Here’s a hint. First name: Stephane. Last name: Harper.

The former Prime Minister whom you praised and celebrated as the avatar of “stable” and “sober” governance was and remains the father of the dangerous discord that you condemn today.

You applauded his tactical abilities as he plunged himself and the Conservative Party into a “corner” policy. Harper has spent a career leveraging West against East, pitting new Canadians against “old stock” Canadians, defaming the National Council of Canadian Muslims as a hive of “terrorists” and stoking fury and preposterous grievances in Ottawa.

You have been warned of the harm that Harper’s cynical modus operandi was causing and will cause. You dismissed Harper’s “enemies” as suffering from Harper Derangement Syndrome. Remember?

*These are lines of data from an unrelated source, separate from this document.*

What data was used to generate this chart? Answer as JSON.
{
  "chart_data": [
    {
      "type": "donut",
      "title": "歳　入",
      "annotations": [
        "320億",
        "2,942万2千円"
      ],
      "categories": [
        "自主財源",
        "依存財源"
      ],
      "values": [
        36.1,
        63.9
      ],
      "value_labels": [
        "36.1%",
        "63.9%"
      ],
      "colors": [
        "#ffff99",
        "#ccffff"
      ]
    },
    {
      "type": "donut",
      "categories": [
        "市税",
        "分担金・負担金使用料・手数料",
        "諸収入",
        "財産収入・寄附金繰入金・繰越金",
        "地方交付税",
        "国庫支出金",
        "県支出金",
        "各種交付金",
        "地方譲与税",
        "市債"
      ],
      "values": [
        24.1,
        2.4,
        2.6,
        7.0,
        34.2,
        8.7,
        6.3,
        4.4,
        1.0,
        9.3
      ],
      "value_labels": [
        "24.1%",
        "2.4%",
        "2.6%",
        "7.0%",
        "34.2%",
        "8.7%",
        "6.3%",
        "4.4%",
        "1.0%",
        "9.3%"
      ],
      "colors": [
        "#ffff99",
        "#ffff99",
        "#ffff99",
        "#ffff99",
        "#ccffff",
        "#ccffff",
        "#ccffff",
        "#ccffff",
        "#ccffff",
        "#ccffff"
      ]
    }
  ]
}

The thread that has united all the leaders of the Conservative Party since Harper’s defeat in 2015 is this: they are enthusiastic and loyal disciples and servants of Stephen Harper.

If he wins, Poilievre would be the most enraged iteration of Harper of all. Like the others, he will fail because a majority of Canadians will refuse to be taken hostage by truckers, extortionists carrying the MAGA flag.

The opinions expressed in this article are those of the author and do not necessarily reflect the editorial position of Al Jazeera.